На этом месте культурологического монолога Рафеенко внезапно меняет регистр. Город Z растворяется, его голос теплеет, и он начинает говорить о любимых местах в Донецке:

— Бульвар Пушкина, там фонтаны, там красиво, старички играют на духовых инструментах. Рядом университет, мы убегаем с занятий, покупаем дешёвое шампанское и пьём «с горла».

Ещё одно «место силы» для Рафеенко — та самая колокольня Свято-Преображенского собора. Он рассказывает о колоколах, как говорят о детях или о домашних животных, — разве что фотографии в телефоне не показывает. Говорит о том, что ни одна колокольня не похожа на другую. Разная натяжка, разная длина верёвок, разный вес. Благовест — семитонник, подзвоны, зазвонные колокола, полиелейные. Даже если звонари опытные, звон всегда начинается механически. А потом что-то происходит, не зависящее от людей на колокольне. Они лишь придатки этой многотонной машины, а сама машина — не подвешенные куски чугуна, а колесо звуков, огромный невидимый пароход, который плывёт в вечность.

— Мы такие композиции в джазовой технике мочили, любо-дорого. Я очень любил, когда мы синкопами работали. Было очень клёво, особенно на Пасху. С колокольни смотришь на просыпающийся праздничный город. Народ уже разговелся и не понимает, что это типичный госпеловский вариант. И никто нас не ругает: Пасха — время, когда звонарю прощается всё.

— А ты сам какой колокол?

— Небольшой, тонны на две с половиной, не Благовест, конечно. Какой-то такой полиелейный. Хотя нет, знаешь, я два полиелейных и пять зазвонных, слишком много шизофрении в голове.
Рассказывая о любимых местах в Донецке, Володя всякий раз спотыкается о слова «до войны», словно всё ещё не понимает, что речь не о Второй мировой из кинофильмов.
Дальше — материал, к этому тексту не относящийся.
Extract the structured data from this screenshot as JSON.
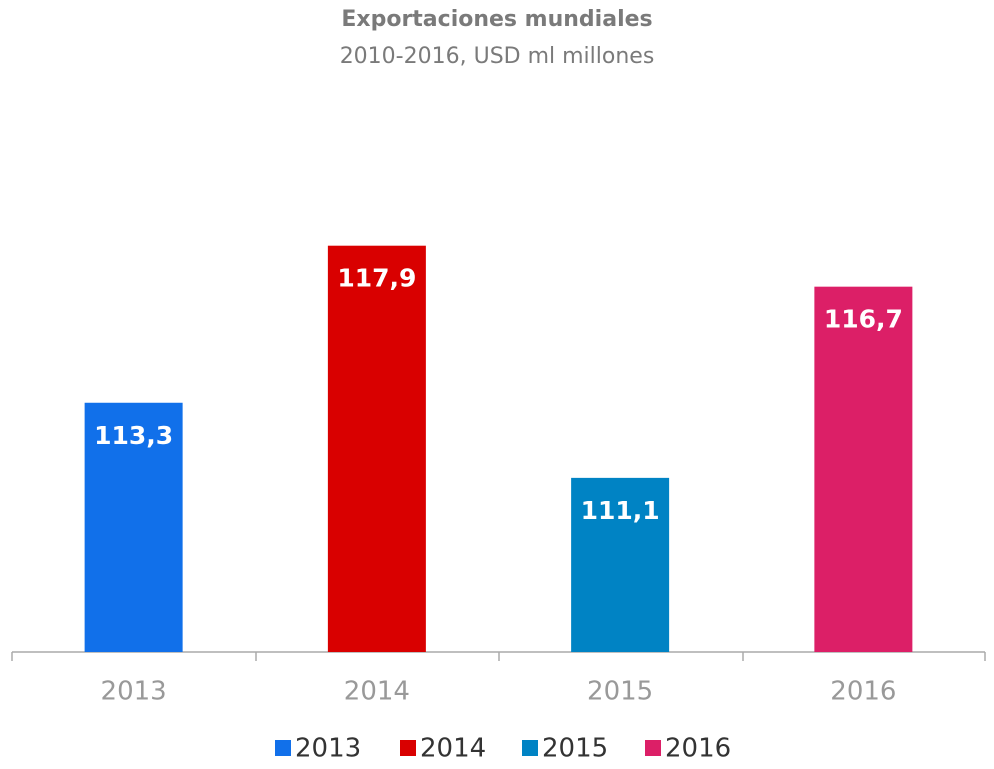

— Дом родителей на окраине города. Рядом пруд, заброшенный… ещё до войны... террикон, и мы с отцом вдвоём сажали дубы. Каждый год с упорством идиотов сажали дубы. Из сотни всходило два в лучшем случае. Но всё равно десятка два дубов поднялось. Там же… перед войной, ещё до Майдана, я видел странные учения — вроде пейнтбол. Человек шестьсот бегали. Ими управляли профессиональные военные. Помню их дикие знамёна с Георгием Победоносцем и православными крестами. Нас прогнали оттуда. Теперь я понимаю, что это была подготовка.

47 метров корней


«Во вторник в бане никого. Тишина. Во вторник здесь чисто и уютно. Тихо, мирно. Ты можешь расслабиться и забыться во вторник. Баня защитит от военных забот, от ненависти и утрат. Немолчная песнь воды и пара погружает в покой, которого нет больше нигде. Рассыпающееся эхо стирает грань между реальностью и мечтой. Уходят обиды. Пропадают, как и не было их, дурные поступки. Ты украл, убил, ударил мать? Просрал Крым и Донбасс? Нарисовал смерть тёти? Нацист? Оккупант? Гоблин? Сепаратист с кислотой вместо крови? Ангел Обама, Барака Меркель, Путин-Проект? Йошкин кот? Первый нах? Забудь. Ничего этого нет. Лишь ветра свист, лишь пара гул, лишь водяная капель».

Из романа «Долгота дней»


Трёхэтажная баня «Пятый Рим» на окраине Z — одна из главных локаций «Долготы дней». Здесь бесследно исчезают явившиеся на помывку оккупанты, а каждое утро начинается с исполнения украинского гимна. Так Сократ Гредис, Коля Вересаев и Лиза вносят непоправимый астральный разлад в работу механизмов российского инферно.

«Пятый Рим» остался в Донецке, а мы с Рафеенко идём в другую баню, упомянутую в романе, — возле храма Николы Доброго на Подоле. Описанного в тексте чёрного креста на стене здесь нет, зато есть картины, на которых чувственные древние египтянки нежатся под пальмами.

Баня — подстрочник слова «чистилище». И лучшее место для разговоров о главном. Человек в бане выпадает из автоматизма жизни, уходит злоба дня, проявляются смыслы, на расшифровку которых обычно нет ни времени, ни сил. Где, как не в бане, поговорить о Русалочке из сказки Андерсена. Которая, по мнению Рафеенко, не о несчастной любви. Она о внутренней потребности изменений, переходе в другое качество, и символ этого перехода — кровь, сочащаяся из ног Русалочки.

— Только стояние в страдании делает из биологического существа существо, живущее в вечности. Только стоянием в страдании ты можешь что-то из себя вылепить, — вопиет Рафеенко, голый и в шерстяной лыжной шапочке.

В этот момент в чертах его проступает что-то от ветхозаветных пророков, несмотря на то, что баня финская, а во внешности моего собеседника явно присутствует далёкое эхо монголо-татарского ига.

Я понимаю, что разговор о сказке Андерсена не случаен. Жизнь в киевском чистилище для него и есть бытие Русалочки, причём, в отличие от неё, он вытолкнут в другую реальность не по своей воле.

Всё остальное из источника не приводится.